The Manor series is a fleet of 42 lightweight streamlined sleeping cars built by the Budd Company for the Canadian Pacific Railway in 1954–1955. Each contained five bedrooms, one compartment, four sections and four roomettes. The cars were named for distinguished English Canadians. Via Rail acquired the fleet from the Canadian Pacific in 1978 and the cars remain in active service.

== Design ==
The cars were constructed of stainless steel; save for a Tuscan red letterboard bearing the name "Canadian Pacific" they were unpainted. Each car was named for a distinguished English Canadian but did not carry numbers. As built each contained five bedrooms, one compartment, four sections and four roomettes for a maximum capacity of 24 passengers. The four open sections were located at the front of the car, followed by the five bedrooms and one compartment, and then the four roomettes.
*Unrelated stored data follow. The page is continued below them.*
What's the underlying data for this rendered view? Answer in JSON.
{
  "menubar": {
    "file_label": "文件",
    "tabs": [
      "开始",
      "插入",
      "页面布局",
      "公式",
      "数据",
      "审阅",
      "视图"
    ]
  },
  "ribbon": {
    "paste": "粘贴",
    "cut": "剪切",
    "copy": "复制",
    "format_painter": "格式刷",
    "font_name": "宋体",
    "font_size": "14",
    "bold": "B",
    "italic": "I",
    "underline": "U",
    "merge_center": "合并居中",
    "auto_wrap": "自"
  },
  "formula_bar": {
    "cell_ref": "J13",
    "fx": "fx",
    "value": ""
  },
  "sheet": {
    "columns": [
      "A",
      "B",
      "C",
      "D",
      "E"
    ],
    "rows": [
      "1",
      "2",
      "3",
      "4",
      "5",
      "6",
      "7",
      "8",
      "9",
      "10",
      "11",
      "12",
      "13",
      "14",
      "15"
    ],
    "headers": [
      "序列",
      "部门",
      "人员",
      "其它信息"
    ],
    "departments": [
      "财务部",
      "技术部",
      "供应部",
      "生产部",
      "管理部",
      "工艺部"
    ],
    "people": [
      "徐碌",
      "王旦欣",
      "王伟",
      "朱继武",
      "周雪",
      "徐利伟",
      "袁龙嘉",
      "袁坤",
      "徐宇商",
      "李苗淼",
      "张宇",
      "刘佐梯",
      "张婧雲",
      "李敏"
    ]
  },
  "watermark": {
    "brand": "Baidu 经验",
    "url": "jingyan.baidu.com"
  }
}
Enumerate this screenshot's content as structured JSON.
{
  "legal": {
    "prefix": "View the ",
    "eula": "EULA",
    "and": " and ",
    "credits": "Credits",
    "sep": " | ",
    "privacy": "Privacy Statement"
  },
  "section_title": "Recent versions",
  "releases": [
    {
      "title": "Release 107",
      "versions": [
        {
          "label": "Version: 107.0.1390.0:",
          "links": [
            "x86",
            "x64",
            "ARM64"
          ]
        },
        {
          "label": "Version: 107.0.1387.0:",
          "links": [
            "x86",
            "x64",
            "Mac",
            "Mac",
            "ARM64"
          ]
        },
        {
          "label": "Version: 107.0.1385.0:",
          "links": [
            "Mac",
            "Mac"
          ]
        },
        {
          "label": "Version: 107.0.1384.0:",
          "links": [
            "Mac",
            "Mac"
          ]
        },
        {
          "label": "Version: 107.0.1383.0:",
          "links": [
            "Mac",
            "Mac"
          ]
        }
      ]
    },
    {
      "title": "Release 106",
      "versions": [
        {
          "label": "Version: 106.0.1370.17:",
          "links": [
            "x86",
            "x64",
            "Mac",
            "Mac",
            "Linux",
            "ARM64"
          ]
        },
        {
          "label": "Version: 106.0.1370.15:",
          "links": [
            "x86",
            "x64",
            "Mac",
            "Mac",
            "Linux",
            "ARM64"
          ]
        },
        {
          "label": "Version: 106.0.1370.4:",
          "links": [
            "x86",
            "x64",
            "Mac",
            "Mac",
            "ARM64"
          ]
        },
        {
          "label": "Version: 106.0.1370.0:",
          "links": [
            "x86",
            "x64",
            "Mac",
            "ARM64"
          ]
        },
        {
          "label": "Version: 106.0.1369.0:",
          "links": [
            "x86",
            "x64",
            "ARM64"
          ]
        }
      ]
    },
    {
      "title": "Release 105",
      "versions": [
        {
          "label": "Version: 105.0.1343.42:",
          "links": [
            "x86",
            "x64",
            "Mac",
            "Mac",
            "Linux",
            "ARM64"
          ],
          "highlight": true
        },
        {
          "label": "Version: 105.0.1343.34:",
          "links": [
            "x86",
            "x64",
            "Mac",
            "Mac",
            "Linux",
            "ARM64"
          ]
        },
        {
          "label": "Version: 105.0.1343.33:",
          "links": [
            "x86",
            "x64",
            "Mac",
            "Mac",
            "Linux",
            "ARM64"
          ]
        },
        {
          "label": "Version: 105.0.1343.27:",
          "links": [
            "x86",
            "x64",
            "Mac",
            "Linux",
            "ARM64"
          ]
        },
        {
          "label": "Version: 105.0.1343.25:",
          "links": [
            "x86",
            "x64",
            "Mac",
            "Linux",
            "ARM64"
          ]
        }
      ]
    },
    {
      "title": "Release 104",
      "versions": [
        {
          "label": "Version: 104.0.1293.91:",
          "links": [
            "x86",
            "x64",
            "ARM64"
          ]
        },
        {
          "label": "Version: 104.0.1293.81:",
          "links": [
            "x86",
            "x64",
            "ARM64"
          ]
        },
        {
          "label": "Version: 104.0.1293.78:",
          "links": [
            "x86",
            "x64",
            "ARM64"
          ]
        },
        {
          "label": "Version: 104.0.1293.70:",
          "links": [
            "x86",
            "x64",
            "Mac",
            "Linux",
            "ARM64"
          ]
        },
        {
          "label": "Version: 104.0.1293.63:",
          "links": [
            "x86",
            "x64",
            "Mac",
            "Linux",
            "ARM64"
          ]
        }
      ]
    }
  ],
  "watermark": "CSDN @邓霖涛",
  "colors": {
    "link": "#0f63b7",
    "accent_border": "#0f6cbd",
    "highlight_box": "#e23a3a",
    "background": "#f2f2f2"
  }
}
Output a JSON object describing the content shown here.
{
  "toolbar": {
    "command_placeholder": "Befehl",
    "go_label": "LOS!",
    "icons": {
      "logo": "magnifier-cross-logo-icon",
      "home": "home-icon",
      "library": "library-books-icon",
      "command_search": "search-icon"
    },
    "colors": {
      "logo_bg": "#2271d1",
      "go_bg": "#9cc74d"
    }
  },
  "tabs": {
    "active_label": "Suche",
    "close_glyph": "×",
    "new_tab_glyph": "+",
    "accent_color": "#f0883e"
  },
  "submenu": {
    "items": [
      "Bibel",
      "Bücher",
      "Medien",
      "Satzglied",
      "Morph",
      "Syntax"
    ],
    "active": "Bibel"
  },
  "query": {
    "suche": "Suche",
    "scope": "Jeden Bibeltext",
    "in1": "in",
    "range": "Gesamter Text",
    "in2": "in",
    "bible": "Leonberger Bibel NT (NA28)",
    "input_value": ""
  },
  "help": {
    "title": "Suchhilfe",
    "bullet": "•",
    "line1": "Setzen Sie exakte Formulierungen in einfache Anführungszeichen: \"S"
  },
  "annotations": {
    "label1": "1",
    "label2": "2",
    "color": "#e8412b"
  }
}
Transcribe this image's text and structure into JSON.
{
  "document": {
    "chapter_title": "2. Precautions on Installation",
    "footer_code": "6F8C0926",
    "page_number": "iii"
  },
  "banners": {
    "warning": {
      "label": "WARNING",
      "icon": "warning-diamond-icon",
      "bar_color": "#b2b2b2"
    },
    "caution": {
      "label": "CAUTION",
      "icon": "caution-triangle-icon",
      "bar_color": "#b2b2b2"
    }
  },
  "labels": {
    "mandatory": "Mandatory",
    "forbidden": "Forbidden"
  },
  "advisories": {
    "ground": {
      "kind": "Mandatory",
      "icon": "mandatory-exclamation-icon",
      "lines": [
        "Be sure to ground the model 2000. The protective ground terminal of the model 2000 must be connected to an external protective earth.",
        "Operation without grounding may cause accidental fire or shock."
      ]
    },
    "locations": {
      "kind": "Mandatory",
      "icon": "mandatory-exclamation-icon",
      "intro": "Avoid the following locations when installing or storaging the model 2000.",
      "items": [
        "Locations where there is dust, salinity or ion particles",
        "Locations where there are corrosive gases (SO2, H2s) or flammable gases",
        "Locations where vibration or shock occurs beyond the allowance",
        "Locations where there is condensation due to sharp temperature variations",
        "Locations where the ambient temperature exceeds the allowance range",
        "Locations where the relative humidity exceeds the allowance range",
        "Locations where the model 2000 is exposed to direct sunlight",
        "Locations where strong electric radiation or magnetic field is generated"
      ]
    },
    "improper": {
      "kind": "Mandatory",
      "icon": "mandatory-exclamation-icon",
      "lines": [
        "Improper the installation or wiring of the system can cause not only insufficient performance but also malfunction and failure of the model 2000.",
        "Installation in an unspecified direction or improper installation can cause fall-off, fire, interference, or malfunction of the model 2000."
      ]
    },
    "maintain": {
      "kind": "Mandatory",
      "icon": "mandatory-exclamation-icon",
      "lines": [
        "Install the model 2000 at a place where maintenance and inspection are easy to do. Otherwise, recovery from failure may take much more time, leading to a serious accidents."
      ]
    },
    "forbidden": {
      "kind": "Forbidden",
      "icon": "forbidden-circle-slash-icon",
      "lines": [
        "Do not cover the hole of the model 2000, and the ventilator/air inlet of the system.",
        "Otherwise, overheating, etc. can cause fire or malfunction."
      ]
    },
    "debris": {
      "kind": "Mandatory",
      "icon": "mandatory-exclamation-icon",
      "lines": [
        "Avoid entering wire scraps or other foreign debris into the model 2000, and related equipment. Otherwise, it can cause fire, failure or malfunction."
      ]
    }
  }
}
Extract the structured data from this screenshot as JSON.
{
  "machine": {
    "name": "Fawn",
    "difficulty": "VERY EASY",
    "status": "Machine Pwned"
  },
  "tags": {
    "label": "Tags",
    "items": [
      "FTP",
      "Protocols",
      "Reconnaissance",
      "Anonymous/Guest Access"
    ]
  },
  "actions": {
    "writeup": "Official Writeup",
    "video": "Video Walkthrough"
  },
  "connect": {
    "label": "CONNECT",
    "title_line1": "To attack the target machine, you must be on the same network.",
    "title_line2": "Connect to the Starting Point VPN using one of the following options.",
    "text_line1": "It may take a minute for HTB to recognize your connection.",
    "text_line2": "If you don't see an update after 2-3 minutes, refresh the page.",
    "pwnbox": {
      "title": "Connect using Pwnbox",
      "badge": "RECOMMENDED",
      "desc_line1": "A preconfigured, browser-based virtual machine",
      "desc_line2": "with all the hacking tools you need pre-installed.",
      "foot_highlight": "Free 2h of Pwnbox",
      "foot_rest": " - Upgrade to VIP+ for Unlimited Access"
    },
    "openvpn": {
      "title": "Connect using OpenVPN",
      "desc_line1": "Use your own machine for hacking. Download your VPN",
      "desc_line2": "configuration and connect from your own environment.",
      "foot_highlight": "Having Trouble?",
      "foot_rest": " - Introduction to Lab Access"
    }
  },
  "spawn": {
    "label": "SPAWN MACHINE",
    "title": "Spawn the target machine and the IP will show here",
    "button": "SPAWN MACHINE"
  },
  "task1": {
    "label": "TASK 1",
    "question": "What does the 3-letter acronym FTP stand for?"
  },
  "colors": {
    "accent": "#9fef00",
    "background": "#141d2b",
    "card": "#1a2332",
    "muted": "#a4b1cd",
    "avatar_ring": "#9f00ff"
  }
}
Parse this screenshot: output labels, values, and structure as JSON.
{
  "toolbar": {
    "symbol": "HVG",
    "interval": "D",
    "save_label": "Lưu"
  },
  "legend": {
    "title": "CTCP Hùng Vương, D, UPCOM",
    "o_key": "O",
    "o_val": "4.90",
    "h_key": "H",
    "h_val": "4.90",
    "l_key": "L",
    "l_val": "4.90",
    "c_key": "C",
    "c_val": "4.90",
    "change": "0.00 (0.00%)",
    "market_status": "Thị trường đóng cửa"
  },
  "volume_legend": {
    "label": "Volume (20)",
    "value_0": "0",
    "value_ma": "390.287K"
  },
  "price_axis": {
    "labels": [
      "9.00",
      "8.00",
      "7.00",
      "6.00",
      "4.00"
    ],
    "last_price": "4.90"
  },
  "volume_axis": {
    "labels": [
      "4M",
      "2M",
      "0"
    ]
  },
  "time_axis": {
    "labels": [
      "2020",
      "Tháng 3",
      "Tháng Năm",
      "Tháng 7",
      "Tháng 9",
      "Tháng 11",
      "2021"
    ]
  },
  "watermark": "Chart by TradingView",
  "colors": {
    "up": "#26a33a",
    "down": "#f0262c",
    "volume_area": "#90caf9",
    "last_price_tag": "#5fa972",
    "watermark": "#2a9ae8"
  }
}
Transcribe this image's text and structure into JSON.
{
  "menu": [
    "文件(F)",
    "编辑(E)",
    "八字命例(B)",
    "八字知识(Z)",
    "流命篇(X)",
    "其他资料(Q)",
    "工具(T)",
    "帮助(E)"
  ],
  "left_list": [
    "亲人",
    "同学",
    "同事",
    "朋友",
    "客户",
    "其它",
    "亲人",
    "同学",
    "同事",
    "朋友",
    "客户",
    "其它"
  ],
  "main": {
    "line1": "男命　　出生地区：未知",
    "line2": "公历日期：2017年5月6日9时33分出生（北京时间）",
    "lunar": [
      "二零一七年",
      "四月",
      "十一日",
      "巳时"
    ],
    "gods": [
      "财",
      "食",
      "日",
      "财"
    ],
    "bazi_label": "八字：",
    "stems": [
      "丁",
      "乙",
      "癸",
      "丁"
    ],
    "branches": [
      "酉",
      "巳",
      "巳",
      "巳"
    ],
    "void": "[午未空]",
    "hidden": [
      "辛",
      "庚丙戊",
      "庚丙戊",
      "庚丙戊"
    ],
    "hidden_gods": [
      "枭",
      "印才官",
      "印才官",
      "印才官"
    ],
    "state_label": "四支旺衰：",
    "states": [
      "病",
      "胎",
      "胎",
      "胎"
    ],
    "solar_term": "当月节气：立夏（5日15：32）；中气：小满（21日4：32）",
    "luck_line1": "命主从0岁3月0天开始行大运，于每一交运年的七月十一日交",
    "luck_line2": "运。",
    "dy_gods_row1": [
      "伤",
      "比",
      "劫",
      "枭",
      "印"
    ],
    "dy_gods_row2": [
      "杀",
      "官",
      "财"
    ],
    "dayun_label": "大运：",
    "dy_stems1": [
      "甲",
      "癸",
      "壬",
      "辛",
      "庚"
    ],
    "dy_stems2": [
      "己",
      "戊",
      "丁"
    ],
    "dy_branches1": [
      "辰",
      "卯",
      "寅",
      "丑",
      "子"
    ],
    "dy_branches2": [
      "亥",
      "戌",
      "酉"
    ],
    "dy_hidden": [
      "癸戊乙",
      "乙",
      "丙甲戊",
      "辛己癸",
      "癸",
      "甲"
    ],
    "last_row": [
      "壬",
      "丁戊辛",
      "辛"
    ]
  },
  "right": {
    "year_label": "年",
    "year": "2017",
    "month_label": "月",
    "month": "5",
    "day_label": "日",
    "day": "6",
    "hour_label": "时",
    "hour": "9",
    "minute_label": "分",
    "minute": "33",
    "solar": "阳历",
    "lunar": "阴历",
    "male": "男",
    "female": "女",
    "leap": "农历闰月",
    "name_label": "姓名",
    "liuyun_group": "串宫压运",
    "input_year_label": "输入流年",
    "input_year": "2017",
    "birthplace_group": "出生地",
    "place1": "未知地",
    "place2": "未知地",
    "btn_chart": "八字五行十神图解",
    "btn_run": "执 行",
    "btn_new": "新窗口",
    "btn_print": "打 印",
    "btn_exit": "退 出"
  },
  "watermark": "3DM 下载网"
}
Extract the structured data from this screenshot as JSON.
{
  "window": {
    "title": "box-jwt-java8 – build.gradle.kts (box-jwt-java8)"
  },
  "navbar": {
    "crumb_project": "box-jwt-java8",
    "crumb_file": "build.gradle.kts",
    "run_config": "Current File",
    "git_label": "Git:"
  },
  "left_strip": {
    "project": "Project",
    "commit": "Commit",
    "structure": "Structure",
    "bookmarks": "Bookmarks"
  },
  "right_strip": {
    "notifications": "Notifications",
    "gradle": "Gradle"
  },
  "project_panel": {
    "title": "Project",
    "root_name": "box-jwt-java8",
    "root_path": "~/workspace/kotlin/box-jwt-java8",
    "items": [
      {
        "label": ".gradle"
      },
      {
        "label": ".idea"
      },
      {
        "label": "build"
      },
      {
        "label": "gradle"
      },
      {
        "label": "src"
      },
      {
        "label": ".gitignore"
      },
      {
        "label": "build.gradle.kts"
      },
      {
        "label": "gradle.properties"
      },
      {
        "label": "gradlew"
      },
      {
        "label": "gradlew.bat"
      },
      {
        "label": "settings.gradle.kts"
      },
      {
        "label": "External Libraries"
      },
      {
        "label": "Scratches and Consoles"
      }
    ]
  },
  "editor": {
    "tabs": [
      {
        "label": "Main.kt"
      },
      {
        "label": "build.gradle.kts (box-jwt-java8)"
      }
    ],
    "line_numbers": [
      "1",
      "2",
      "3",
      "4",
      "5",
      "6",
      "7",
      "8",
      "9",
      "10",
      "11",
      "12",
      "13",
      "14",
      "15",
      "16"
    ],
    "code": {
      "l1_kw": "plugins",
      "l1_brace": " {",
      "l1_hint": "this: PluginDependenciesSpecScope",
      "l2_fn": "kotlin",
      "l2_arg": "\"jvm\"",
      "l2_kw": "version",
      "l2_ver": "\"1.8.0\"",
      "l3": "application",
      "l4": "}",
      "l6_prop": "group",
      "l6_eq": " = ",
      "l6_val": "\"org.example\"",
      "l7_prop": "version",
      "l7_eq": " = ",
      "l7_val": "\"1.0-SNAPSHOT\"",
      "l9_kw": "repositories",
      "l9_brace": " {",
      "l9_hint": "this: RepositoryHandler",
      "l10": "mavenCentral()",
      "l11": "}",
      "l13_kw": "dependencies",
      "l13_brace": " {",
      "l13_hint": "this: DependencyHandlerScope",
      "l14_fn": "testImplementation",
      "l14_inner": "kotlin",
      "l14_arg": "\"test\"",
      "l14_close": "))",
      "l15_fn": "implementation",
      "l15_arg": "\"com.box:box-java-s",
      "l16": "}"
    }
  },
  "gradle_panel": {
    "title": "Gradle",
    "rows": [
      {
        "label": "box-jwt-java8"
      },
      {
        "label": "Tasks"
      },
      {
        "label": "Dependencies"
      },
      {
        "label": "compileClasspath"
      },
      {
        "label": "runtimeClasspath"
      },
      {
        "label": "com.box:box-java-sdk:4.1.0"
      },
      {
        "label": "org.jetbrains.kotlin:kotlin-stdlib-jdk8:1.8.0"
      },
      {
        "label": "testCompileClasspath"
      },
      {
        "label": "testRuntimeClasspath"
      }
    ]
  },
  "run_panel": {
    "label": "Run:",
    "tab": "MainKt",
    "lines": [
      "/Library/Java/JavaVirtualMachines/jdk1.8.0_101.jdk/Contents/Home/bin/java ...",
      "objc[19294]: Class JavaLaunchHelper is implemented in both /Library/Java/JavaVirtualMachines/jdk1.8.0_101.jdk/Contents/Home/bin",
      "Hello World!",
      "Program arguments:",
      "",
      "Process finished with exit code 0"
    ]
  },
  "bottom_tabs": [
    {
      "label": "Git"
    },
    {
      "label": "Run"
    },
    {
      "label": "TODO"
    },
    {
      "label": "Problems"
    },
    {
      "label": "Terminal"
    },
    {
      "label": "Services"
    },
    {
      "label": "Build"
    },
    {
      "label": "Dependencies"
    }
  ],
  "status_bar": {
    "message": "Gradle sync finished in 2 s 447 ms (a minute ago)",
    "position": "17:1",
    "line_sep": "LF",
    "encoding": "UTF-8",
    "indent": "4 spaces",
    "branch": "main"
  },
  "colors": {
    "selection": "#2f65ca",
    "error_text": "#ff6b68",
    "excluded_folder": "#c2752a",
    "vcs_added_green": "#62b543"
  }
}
Each of the rooms contained a private toilet.

Under Via Rail the cars were rebuilt to include a communal shower at the cost of one section. Via sells the compartment and the five bedrooms as "double bedrooms."

== Operation ==
Budd delivered 42 Manor cars for the Canadian Pacific in 1954–55 as part of a massive 173-car order which equipped the new transcontinental Canadian and re-equipped the Dominion. Via Rail acquired the entire fleet from Canadian Pacific in 1978. One, Aylmer Manor, caught fire on January 18, 1987, and was used as a testbed for Via's HEP conversion programme. Another, Dufferin Manor, was wrecked in the September 3, 1997, derailment near Biggar, Saskatchewan. As of 2015 the remaining 40 are on the roster and assigned to the Canadian.